La convivencia no la quiebra la ley, sino quienes se sitúan al margen de ella. Cuando el poder deja de estar sometido al imperio del Derecho y transforma a éste en un instrumento al servicio de sus necesidades de Gobierno, la democracia cede ante la tiranía y los ciudadanos se convierten en súbditos.

Con la aprobación de los indultos, Pedro Sánchez ha roto la igualdad de los españoles ante la ley y ha volado por los aires la separación de poderes. Ha premiado con la impunidad a quienes han colaborado con su apuntalamiento en la Moncloa: la única condena que el Gobierno no ha perdonado a los sediciosos malversadores es la de inhabilitación para el ejercicio de cargo público. Atentar contra el orden constitucional a costa del dinero público que extrae Hacienda de nuestros exiguos bolsillos les ha salido prácticamente gratis.

Sin duda, una maniobra que el jurista nazionalsocialista Carl Schmitt, precursor de la visión utilitarista del Derecho, catalogaría como digna de su legado, pues con ella Sánchez ha constatado ante la Nación que no hay ni ley ni tribunal que él no pueda retorcer o doblegar. Los independentistas catalanes lo colocaron en la poltrona y Pedro, en justa recompensa, los recoloca por encima de la ley. Su Persona es el que mueve a placer la delgada línea roja de la legalidad.

Es lo que tiene confundir los intereses del Estado con los propios: que se ha acabado creyendo que no hay nada más útil para el país que el tener garantizada su gobernabilidad

Y mientras a ellos los indulta a nosotros nos insulta afirmando que lo hace por razones de utilidad pública. Es lo que tiene confundir los intereses del Estado con los propios: que se ha acabado creyendo que no hay nada más útil para el país que el tener garantizada su gobernabilidad. Porque con esta estratagema, Sánchez se ha garantizado la mayoría absoluta en el Congreso.

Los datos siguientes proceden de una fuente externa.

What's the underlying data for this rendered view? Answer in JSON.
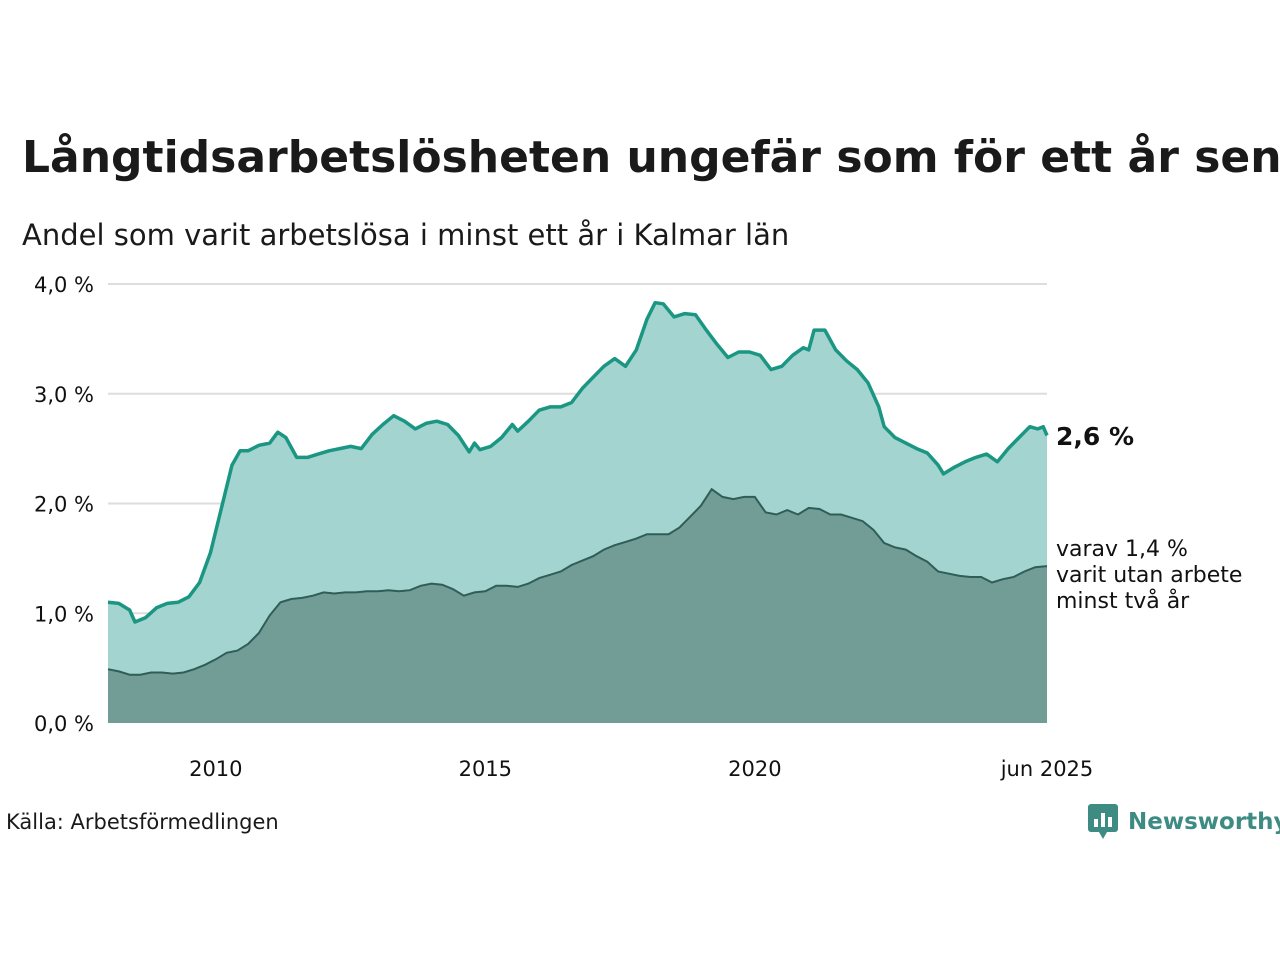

Los españoles, que fuimos las verdaderas víctimas de la ruptura de la legalidad en Cataluña en octubre de 2017, hemos pasado a ser victimarios por obra y gracia del Gobierno y de sus trovadores mediáticos. Efectivamente, quienes antaño negaron que se fueran a producir los indultos nos sermonean hoy sobre la concordia y la magnanimidad al tiempo que nos tildan de crispadores y de fascistas. Curiosa cordialidad es esa que adjudica la condición de extremista y totalitario a todo aquel que se atreva a disentir. Porque ahora resulta que en España hay dos extremos: los políticos sediciosos y quienes reclaman el cumplimiento de las sentencias judiciales y el respeto al Estado de Derecho. Eso sí, para el Gobierno sólo los primeros son dignos de conmiseración. A ellos les excusa mientras a usted le acusa.

En los próximos días nos van a someter a un bombardeo de medidas que serán aprobadas como “compensación” a los españoles por los indultos: terminar con la obligación de llevar mascarilla al aire libre, rebajar el IVA de la luz, etc., etc. Pero que nadie se despiste porque el partido se sigue jugando, esta vez en Estrasburgo.

Influir en Estrasburgo

Sánchez quiere, necesita, un aval exógeno al Gobierno en el tema de los indultos, que le permita cargarlos de las razones jurídicas de las que ahora carecen, para fortalecer así su relato. Y pretende obtenerlo del Tribunal Europeo de Derechos Humanos. Efectivamente, la rebaja de la pena que va a suponer la reforma del delito de sedición que está ultimando el Ejecutivo persigue influir en la sentencia de este organismo por la vía de la desproporcionalidad de las penas. Si tras cometerse el delito, el Gobierno nacional no sólo rebaja las condenas previstas para el mismo, sino que además indulta a sus autores, es evidente que se está marcando al Tribunal el camino a seguir, más aún cuando el derecho interno prevé la retroactividad de la norma penal más favorable.

Lo peor será soportar a las vedettes del sanchismo cacarear que el TEDH respalda con esa sentencia al Gobierno y corrige al Tribunal Supremo, cuando la realidad es que será aquel, con su actuación y reformas, quien propiciará tal resolución. Se reactivará entonces la maquinaria de denostación y desprestigio del poder judicial español, bastión contra las arbitrariedades gubernamentales que demostró ser el único dique de contención que nos queda contra los envites del independentismo. Me permito sugerirle a Sus Señorías que se arremanguen las togas, porque es la independencia judicial la que está en la diana.